There are signs that the security market is on the verge of consolidation, Lovejoy said. Valuations for startups are coming back down to earth with the VC community being much more practical about the investments they make, she said.

"A year ago, these guys had five guys and a garage with a dog and they would want a billion dollars," Lovejoy said. "They were prerevenue and had an idea, but nothing even coded yet. Today they are coming back and everybody is more logical."

NSS Labs said the market drivers for the new breach-detection technologies appear to be the perception of an increasingly complex threat landscape and the desire for a single technology to detect advanced threats. Breach-detection systems can gain visibility in both network traffic and endpoint systems. They typically operate out of band in detection mode and can analyze and alert on files suspected as threats.

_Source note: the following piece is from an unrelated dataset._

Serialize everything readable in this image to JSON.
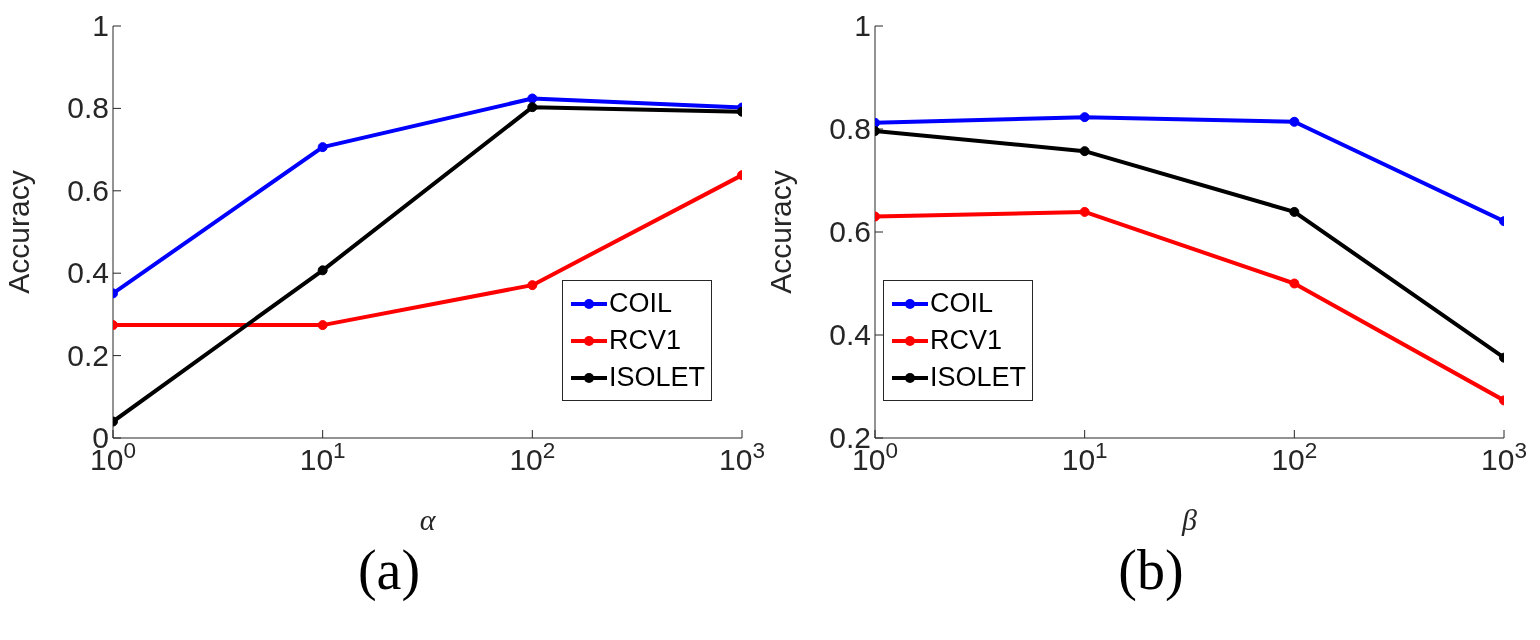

Organizations need to take a step back and assess their environments first before allocating dollars on new technologies, said Arlan McMillan, a security expert and chief information security officer at United Airlines. In an interview with CRN, McMillan said security continues to lose out to business interests at organizations, but, at its core, it is increasingly becoming one of the components essential in keeping valued customers and establishing their trust over time.

One of the biggest issues is that CISOs lack a way to accurately measure the effectiveness of the security program and ... address the organization's security risk profile, McMillan said.

"As a general profession, we are losing the battle because the bad guys are out innovating us," McMillan said. "Organizations need to adopt a pragmatic approach to allocate security resources to the areas that matter most."